Looking beyond the usual factors

These advisory opinions seem to indicate that the OIG is willing to consider a broader approach to certain innovative manufacturer arrangements, looking beyond the safe harbors and even beyond the usual factors that the OIG typically considers when weighing a non-safe-harbored arrangement. Although the opinions address those usual factors (including the risk of overutilization, increased program costs, and ensuring patient and provider choice), the opinions also emphasize the following considerations.

" The arrangement offers the potential for a clinical benefit to patients. In Advisory Opinion 18-10, the OIG suggested that the warranty program might improve the outcomes of patient surgeries. In Advisory Opinion 17-03, the OIG highlighted the reduced likelihood that patients would receive spoiled drug product. In Advisory Opinion 01-08, the OIG suggested the warranty could reduce the incidence of pressure ulcers, thereby improving patient well-being and avoiding significant treatment costs.

  • "There is a reasonable connection between the manufacturer's offer and the clinical benefit. In Opinion 18-10, the OIG appears to have reasoned that the warranty offer would encourage hospitals to choose a product suite that, as warranted by the manufacturer, will reduce infections and revisions: "[I]f the proposed Warranty Program works as intended and reduces the incidence of readmissions following joint replacement surgery due either to a surgical site infection or to a revision of the implanted knee or hip system, patients and Federal health care programs would benefit." (Opinion 01-08 used nearly identical language.) In Advisory Opinion 17-03, the manufacturer's offer to replace spoiled product removed the financial incentive for providers to use the spoiled product.
  • There is a benefit to warranties based on clinical outcomes. The OIG appears to be open to allowing warranties or similar offers even when the loss warranted against is not clearly the result of a defect in the design or construction of the product.

    • In Advisory Opinion 18-10, the OIG was willing to approve a warranty relying on the hospital's assertion that the patient's readmission was because the product failed to work "as expected" to reduce infections and revisions. This gets closer to an outcomes-based arrangement or a performance guarantee, i.e., a replacement offer that turns on clinical outcomes rather than a clear product malfunction, though it does not quite endorse such an arrangement. However, the OIG's reasoning in Advisory Opinion 18-10 continues to rely on the assumption that a hospital could reasonably connect the patient's readmission to the failure of the product to prevent the infection or revision, and not to "other obvious causes of an infection or required revision."
    • In Advisory Opinion 17-03, the offer of replacement product would be available even if the spoilage was not the fault of the manufacturer, thus shifting the focus of the arrangement from a defect to a sharing of performance risks.
    • In Advisory Opinion 01-08, the manufacturer stood behind its claim that the product would reduce pressure ulcers by agreeing to offset some cost of medical treatment if the product did not perform as promised.

The OIG's inclination to approve certain innovative arrangements soon may extend beyond the type of warranty arrangements addressed in these advisory opinions.

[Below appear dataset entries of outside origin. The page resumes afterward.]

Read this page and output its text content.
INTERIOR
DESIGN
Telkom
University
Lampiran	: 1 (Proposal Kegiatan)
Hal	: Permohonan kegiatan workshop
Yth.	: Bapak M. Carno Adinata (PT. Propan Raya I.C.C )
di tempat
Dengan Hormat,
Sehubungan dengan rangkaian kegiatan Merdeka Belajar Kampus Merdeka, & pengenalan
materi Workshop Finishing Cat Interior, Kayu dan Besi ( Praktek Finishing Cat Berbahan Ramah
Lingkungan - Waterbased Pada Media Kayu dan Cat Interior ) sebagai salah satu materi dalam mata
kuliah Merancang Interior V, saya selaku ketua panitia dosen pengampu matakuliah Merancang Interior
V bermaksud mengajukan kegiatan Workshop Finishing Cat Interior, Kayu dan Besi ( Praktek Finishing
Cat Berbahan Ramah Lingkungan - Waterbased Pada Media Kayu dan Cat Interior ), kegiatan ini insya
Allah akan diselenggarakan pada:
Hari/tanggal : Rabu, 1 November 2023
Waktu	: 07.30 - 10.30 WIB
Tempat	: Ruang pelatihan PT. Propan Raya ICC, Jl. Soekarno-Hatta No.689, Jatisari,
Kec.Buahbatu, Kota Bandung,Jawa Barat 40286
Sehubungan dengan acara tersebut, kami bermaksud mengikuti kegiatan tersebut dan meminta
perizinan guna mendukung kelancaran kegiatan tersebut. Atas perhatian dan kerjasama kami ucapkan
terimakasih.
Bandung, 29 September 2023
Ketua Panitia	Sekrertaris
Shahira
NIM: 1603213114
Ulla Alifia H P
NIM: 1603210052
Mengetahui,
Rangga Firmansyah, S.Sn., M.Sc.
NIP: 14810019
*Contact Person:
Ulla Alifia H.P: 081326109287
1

The agency recently released an RFI requesting input on new AKS safe harbors and other new paths to compliance for value-based arrangements, which could be another important step toward a more permissive approach toward such arrangements in the future. Although it is too soon to tell what regulatory changes the OIG may propose or finalize in the future, the agency continues to signal its willingness to allow more flexibility for certain innovative arrangements that benefit patients and the Medicare program and offer adequate safeguards against abuse. Indeed, speaking at the AHLA annual meeting, Rob DeConti, assistant inspector general for legal affairs, pointed to the OIG's advisory opinions as evidence that the agency did not intend to be an obstacle to reasonably calibrated risk-sharing arrangements.